In the Eleventh Symphony, subtitled 'The Year 1905', Shostakovich turns to the uprising in St Petersburg, witnessed by his own father, in which protesters were brutally gunned down outside the Winter Palace by Tsarists forces. It's a sombre, intensely dramatic work - "a symphony written in blood" - in which songs of the failed Revolution are remembered. Political unrest of a different stripe affected Shostakovich in 1956-7 at the time he wrote the symphony, with the Hungarian Uprising abruptly halted by Russian Communist forces. Russian poet Anna Akhmatovar was moved to write of the piece: 'Those songs were like white birds flying against a terrible black sky.’
FRI 22:00 The Verb (m00018bl)
Uncertainty
This week, the late-night language lock-in is feeling uncertain with Shaun Usher, Jo Neary and Jude Rogers.
FRI 22:45 The Essay (m000159f)
Letters to Artists
Dear Caravaggio
'Dear Albrecht, Everyone had hair like that - did they? I'll take your word for it. You were very good at hair, can I just say?'
In a series of imaginary correspondences, Ian Sansom is writing letters to five of history's most celebrated artists and interrogating them about, well, just about everything.
'Dear Caravaggio, you're the sort of man who might know: what is wrong with us?'
As the missives fly much is revealed about their lives as well as about Ian's current state of mind. Albrecht Durer is looking for an App developer. When Caravaggio asks for help finding a patron Ian suggests a crowd funding website. Meanwhile, how did Victorian photographer Julia Margaret Cameron get hold of Ian's address? Did her great niece Virginia Woolf pass on his details?
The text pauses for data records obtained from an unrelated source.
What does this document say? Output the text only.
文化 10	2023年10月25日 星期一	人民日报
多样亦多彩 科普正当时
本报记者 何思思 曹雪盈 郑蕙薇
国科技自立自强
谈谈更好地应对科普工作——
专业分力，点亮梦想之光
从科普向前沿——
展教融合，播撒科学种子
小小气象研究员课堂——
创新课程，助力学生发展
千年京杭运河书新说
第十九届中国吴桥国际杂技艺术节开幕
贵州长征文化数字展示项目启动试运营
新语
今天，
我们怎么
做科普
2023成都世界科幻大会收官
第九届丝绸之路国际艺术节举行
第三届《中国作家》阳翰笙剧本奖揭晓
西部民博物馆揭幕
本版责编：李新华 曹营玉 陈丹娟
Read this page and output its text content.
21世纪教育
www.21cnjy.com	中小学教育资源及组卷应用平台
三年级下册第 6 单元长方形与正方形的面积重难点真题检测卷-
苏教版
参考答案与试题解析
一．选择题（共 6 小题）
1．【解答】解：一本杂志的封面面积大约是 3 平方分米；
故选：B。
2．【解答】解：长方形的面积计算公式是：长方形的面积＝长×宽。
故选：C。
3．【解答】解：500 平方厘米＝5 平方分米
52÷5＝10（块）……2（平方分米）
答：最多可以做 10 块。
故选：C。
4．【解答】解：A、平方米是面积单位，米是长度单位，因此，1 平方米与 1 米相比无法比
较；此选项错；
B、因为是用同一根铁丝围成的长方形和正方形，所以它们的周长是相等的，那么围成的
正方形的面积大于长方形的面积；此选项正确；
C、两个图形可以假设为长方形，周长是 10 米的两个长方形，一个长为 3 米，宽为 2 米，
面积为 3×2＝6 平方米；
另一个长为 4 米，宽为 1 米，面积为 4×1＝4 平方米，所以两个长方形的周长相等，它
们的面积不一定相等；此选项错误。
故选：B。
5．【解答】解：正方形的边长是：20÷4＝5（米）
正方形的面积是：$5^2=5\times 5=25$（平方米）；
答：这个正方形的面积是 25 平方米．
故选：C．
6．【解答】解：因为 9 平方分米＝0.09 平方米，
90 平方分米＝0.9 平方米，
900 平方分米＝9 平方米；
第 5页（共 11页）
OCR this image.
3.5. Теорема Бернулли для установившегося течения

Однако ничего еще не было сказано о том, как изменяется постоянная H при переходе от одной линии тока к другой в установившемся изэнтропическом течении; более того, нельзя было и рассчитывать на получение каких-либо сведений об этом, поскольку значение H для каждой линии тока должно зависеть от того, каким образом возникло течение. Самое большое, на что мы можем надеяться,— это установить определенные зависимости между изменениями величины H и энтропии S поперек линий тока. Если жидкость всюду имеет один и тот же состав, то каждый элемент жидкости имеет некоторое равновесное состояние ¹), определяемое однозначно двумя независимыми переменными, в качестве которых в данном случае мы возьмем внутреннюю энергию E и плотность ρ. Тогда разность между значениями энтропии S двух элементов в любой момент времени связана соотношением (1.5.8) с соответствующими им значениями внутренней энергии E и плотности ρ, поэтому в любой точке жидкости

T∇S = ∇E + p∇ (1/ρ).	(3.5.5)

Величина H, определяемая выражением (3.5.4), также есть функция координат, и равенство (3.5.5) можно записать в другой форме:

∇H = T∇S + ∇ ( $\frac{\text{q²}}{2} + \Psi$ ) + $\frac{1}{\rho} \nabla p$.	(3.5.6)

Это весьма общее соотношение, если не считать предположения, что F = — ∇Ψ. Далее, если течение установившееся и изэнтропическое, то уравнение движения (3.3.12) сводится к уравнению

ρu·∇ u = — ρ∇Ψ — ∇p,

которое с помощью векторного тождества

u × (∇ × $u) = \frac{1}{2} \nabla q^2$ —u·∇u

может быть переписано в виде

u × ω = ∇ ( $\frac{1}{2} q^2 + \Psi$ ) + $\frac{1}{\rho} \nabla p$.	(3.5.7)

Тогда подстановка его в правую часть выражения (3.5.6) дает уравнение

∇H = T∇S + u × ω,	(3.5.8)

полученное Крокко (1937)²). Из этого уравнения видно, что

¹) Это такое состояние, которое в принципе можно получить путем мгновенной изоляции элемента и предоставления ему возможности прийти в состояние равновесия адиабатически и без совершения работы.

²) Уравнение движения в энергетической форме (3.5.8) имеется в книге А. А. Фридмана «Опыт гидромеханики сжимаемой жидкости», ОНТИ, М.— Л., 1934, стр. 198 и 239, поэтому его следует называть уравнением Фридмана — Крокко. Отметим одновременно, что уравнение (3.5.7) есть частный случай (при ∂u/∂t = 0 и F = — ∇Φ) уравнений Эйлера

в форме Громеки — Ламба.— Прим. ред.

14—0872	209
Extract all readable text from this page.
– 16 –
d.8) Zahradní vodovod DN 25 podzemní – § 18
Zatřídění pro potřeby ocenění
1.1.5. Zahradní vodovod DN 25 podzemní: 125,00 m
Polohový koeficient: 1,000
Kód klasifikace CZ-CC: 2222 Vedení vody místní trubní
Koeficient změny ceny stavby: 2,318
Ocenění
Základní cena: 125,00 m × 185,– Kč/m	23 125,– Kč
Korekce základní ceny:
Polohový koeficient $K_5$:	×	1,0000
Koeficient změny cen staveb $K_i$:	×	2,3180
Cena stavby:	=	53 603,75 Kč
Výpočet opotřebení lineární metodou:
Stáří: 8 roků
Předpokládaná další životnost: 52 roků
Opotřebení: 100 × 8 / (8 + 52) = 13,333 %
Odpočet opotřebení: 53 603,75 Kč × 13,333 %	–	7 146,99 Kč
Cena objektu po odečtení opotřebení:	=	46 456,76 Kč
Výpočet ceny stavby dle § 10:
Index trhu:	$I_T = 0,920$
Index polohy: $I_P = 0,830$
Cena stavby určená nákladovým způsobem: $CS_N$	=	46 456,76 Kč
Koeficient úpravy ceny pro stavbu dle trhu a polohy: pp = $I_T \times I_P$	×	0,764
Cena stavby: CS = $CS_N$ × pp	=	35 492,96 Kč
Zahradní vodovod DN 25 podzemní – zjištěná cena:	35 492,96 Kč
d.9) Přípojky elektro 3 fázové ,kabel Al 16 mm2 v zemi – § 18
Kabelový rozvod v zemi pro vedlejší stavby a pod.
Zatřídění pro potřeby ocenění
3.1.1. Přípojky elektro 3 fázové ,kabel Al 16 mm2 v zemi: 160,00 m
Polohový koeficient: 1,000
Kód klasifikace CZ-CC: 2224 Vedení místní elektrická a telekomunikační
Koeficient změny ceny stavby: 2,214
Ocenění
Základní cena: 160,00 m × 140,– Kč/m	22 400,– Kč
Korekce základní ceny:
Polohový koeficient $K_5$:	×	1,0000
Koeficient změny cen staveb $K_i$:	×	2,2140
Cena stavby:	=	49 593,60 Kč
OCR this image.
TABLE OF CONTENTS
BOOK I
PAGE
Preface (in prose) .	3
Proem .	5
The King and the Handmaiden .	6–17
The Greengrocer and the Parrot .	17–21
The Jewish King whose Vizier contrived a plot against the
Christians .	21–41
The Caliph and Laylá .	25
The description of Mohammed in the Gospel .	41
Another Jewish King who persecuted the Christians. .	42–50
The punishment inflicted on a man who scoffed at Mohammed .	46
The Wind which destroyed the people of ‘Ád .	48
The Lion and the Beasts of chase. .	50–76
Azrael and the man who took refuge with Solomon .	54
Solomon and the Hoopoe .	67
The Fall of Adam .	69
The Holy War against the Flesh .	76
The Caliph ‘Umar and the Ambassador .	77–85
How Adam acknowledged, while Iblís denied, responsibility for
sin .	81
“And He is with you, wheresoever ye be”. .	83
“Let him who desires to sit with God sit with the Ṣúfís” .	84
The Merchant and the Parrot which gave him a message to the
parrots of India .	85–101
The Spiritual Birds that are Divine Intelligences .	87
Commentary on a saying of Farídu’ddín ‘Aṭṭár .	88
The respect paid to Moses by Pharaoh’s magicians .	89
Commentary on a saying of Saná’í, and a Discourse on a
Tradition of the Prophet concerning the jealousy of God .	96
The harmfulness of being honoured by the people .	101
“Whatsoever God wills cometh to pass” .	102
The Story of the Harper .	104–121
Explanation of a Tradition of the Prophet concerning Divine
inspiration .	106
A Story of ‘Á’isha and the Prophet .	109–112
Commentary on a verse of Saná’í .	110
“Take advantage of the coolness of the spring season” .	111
And should he really be telling the Tate Modern that Picasso was having a mid-life crisis in 1932?
In his on-going quest to write more epistles than St Paul, it seems Ian is receiving surprising replies from some of our best-loved artists.
Producer - Mark McCleary for BBC Northern Ireland
FRI 23:00 Late Junction (m000gmz7)
Jonny Greenwood’s mixtape
Jonny Greenwood is a musical polymath. The lead guitarist in Radiohead, he is also renowned as a composer in his own right; writing award-winning film scores, working as composer in residence for the BBC Concert Orchestra and collaborating with his hero Krzysztof Penderecki. Last year he launched his own classical music label, Octatonic and curated a BBC Prom. His Late Junction Mixtape is a 30-minute deep dive into his record collection, featuring Arabic classical music, dub from Dennis Bovell, a piece for violin by Edmund Finnis and sonic meditations by Pauline Oliveros.
Elsewhere Verity Sharp mops up the stray syllables of Raoul Hausmann’s poèmes phonétiques, we hear ultrasonic recordings of a rare bat subspecies reworked into music and a piece of sonic brutalism by collagists JESSOP&CO, a duo from Kolkata.
Produced by Alannah Chance.
A Reduced Listening production for BBC Radio 3.